Over the course of time, impurity particles and other impurities may be deposited on the mask, having an adverse effect on the quality of the optical imaging and leading to defects on the structure which is imaged on a reduced scale onto the exposed semiconductor wafers. In particular, in the region of the focal plane of the mask layer, the mask structures and spaces between the mask structures of the mask layer, defining the position of the unexposed and exposed regions on the semiconductor wafer, are distorted if, for example, a foreign particle enters a space between adjacent mask structures where it leads to local shadowing of a corresponding region on the semiconductor wafer, which as a result is not exposed as intended. This produces defects in the semiconductor circuits, which are fabricated.
To avoid such defects, it is true that it is possible for a mask to be cleaned at relatively long intervals, but this operation is complex and increases production costs.

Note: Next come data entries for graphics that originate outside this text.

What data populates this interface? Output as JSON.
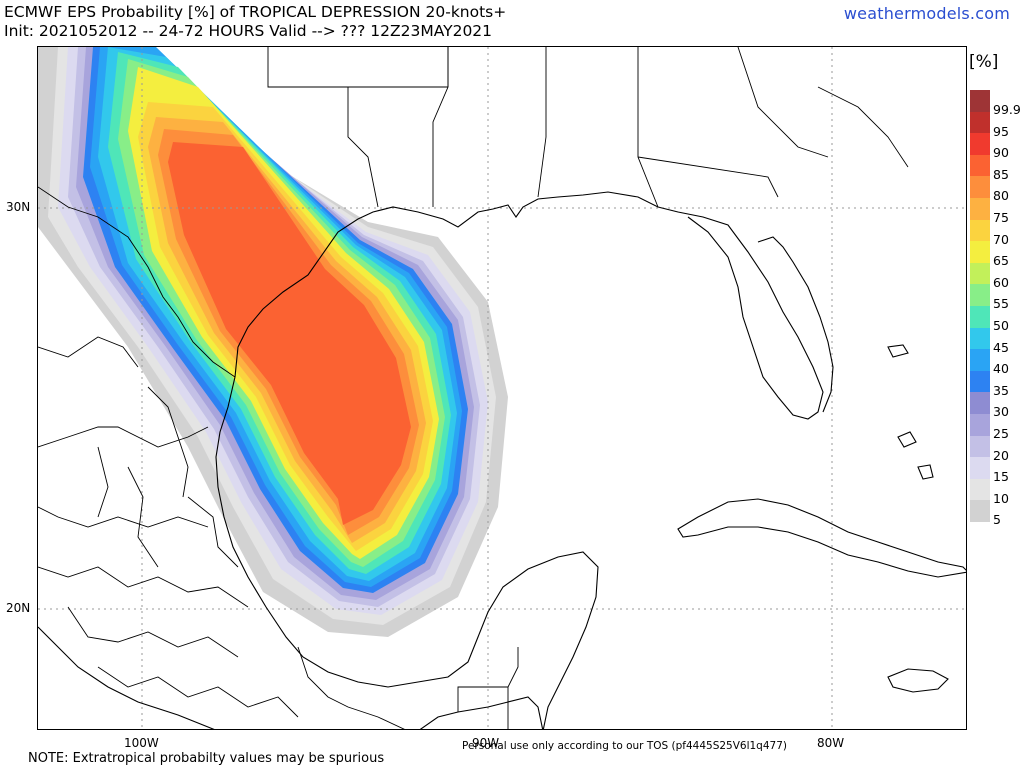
{
  "header": {
    "title_line1": "ECMWF EPS Probability [%] of TROPICAL DEPRESSION 20-knots+",
    "title_line2": "Init: 2021052012 -- 24-72 HOURS Valid --> ??? 12Z23MAY2021",
    "site": "weathermodels.com"
  },
  "axes": {
    "lat_labels": [
      "30N",
      "20N"
    ],
    "lon_labels": [
      "100W",
      "90W",
      "80W"
    ]
  },
  "footer": {
    "note": "NOTE: Extratropical probabilty values may be spurious",
    "tos": "Personal use only according to our TOS (pf4445S25V6l1q477)"
  },
  "legend": {
    "unit": "[%]",
    "levels": [
      "99.9",
      "95",
      "90",
      "85",
      "80",
      "75",
      "70",
      "65",
      "60",
      "55",
      "50",
      "45",
      "40",
      "35",
      "30",
      "25",
      "20",
      "15",
      "10",
      "5"
    ],
    "colors": [
      "#9e3436",
      "#c0302c",
      "#f03a2e",
      "#fb6232",
      "#fd8e3c",
      "#fdb141",
      "#fbd33f",
      "#f4ee3f",
      "#c2f05a",
      "#88ee88",
      "#4fe6b8",
      "#32c8ec",
      "#2aa4f4",
      "#2d82f2",
      "#8e8cd2",
      "#a8a4dc",
      "#c3c0e6",
      "#dcdaf0",
      "#e4e4e4",
      "#d2d2d2"
    ]
  }
}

To prevent the deposition of impurities or impurity particles in the focal plane of the mask layer, a flexible or fixed membrane, known as a pellicle, is often arranged at a certain height above the outer side of the mask layer. This membrane is secured along the edge of the mask with the aid of a membrane holder or pellicle frame. The membrane transmits light and does not impede the optical imaging, but also keeps impurity particles away from the outer side of the mask.
However, the membrane holder is provided with openings at the edge, in order to allow pressure compensation in the event of differing air pressure conditions, for example during transport in air, and to avoid pressure-induced damage. Therefore, even when a pellicle is fitted, contact with the clean-room air is possible via the openings in the pellicle frame, and over the course of time this leads to contamination to the patterned mask layer. These contaminations, for example caused by ammonium sulfide, amines, sulfur oxides or impurity particles, are present in trace amounts even in clean-room air and, once they have penetrated between the pellicle and the mask layer, cannot be removed again without complex cleaning. On the other hand, completely closing up the pellicle frame would no longer allow pressure compensation.
U.S. Pat. No. 5,928,827 A and German Patent No. 38 42 481 A1 have disclosed lithographic masks whose mask structures are covered with a continuously dense protective layer. These continuously dense protective layers keep impurity particles away from the mask structures more reliably. However, the production of continuously dense protective layers involves more time and labor, since their surface, which is remote from the mask layer, has to be planarized at considerable cost in order not to adversely affect the quality of the optical imaging. In particular, on account of the greater layer thickness of the continuously dense protective layers compared to pellicle membranes, much lower roughness and deviations in the surface of the protective layer from the position parallel to the mask substrate are permissible in the case of the continuously dense protective layers.